Winter turned into spring, and spring turned into summer again.
I turned eighteen.
After Kai’s departure, Sebastian expressed more concern for my happiness. Between that midwinter and summer, he held only two house parties, and in between those he spent a good deal of time with me, even taking me on a picnic once.
Occasionally, he would sleep in my bed, and we’d whisper under the covers and he’d pull me up against him to sleep. I would have liked this to happen much more often, but I’d learned never to ask more than he was capable of giving. Sebastian didn’t like to be questioned and he didn’t like to be pressed.
“You understand me,” he whispered one night. “Sometimes I think you’re the only one.”
I’d long since given up on us becoming a more traditional man and wife, but it pained me that we’d never have children.
In the middle of that summer, a letter arrived from Kai.
True to his word, he hadn’t written me often, so one of his infrequent letters always delighted me. This one was longer than usual, and I read parts of it aloud to Sebastian at dinner.
“He thinks next year he’ll be given command of a small contingent of scouts,” I said.
Sebastian shook his head. “He sounds happy, doesn’t he? As if he loves riding up and down the coast looking for pirates who’ve landed without permission.”
“He probably does.”
I didn’t know if Kai was a born soldier or not. I only knew that he needed a purpose.

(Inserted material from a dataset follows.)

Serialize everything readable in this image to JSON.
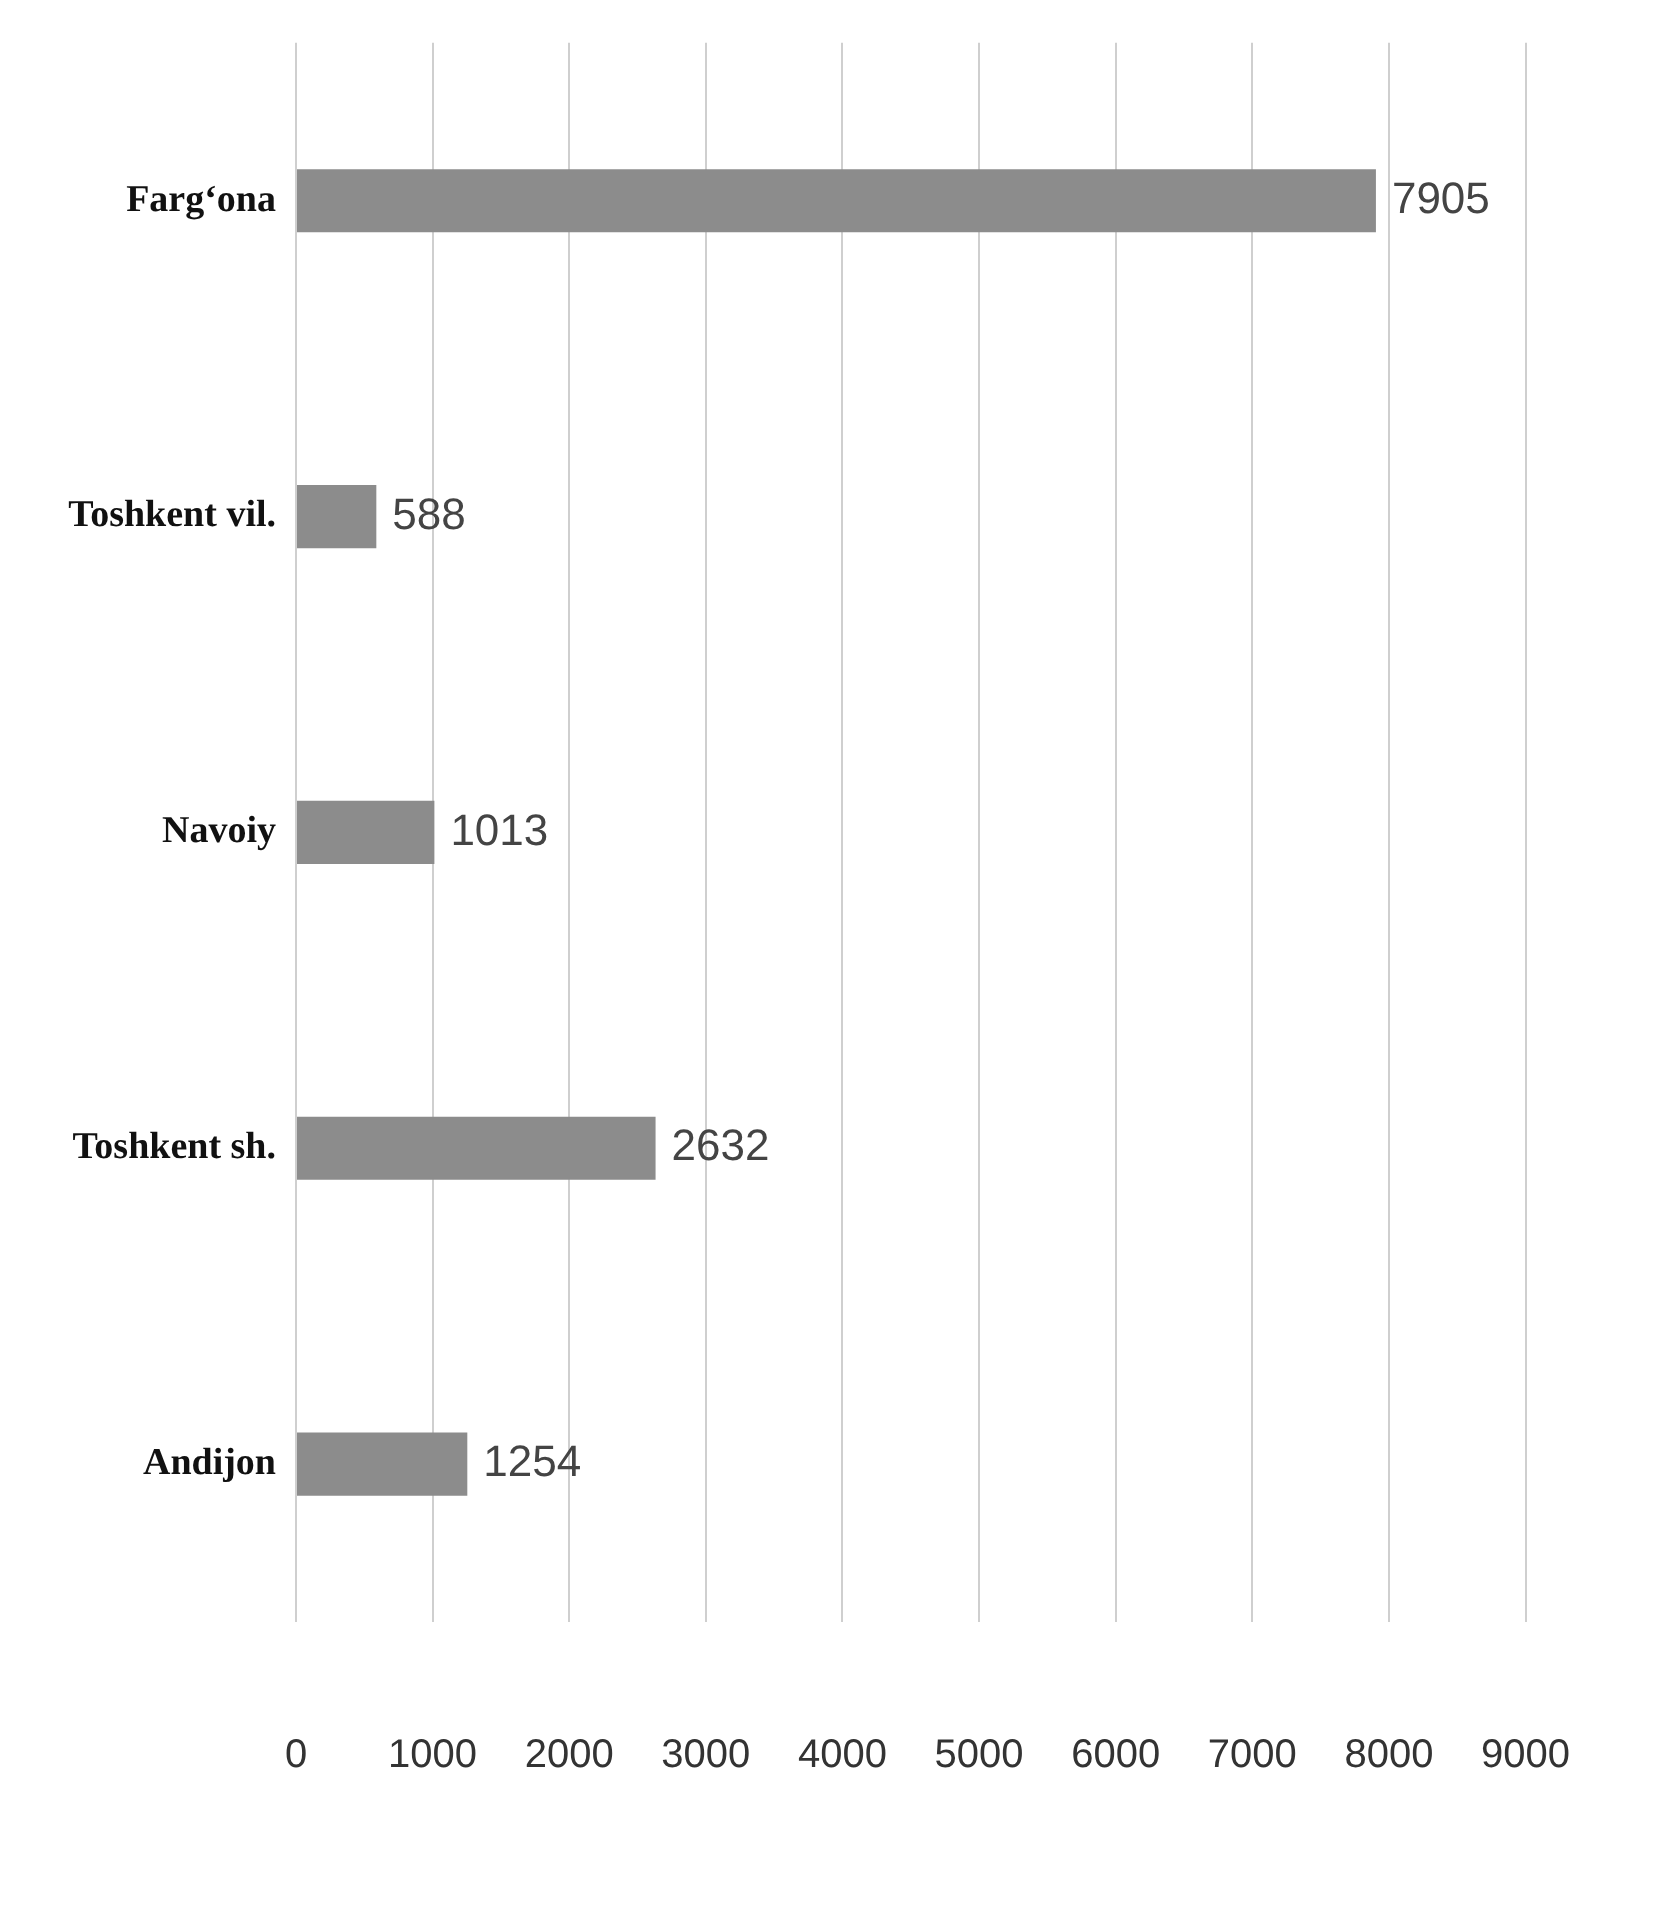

However, there was a part of the letter I didn’t read to Sebastian, and that night in my room, I read it again by the light of a candle.
I’ve never had any doubt that you somehow took a hand in helping me escape the keep, and I will always be grateful. It may surprise you to hear that I still miss home so much, not the home I left, but the one I remember. In my mind, I go over and over that day when Father and Rolf were killed, imagining ways I might have stopped it.
For a brief span, between the time you came to live with us and the time they died, we had a true home. Then suddenly, Father and Rolf were gone and Sebastian became a stranger.
I like my comrades here, and I’ve made good friends, but they are not my own people and I sometimes feel alone. We all need our own people. With the exception of you, mine are gone.
During the day when I’d read that section, it had made me pity Kai. Here, in the night, in the solitude of my room, it made me pity myself. To my shame, tears sprang to my eyes.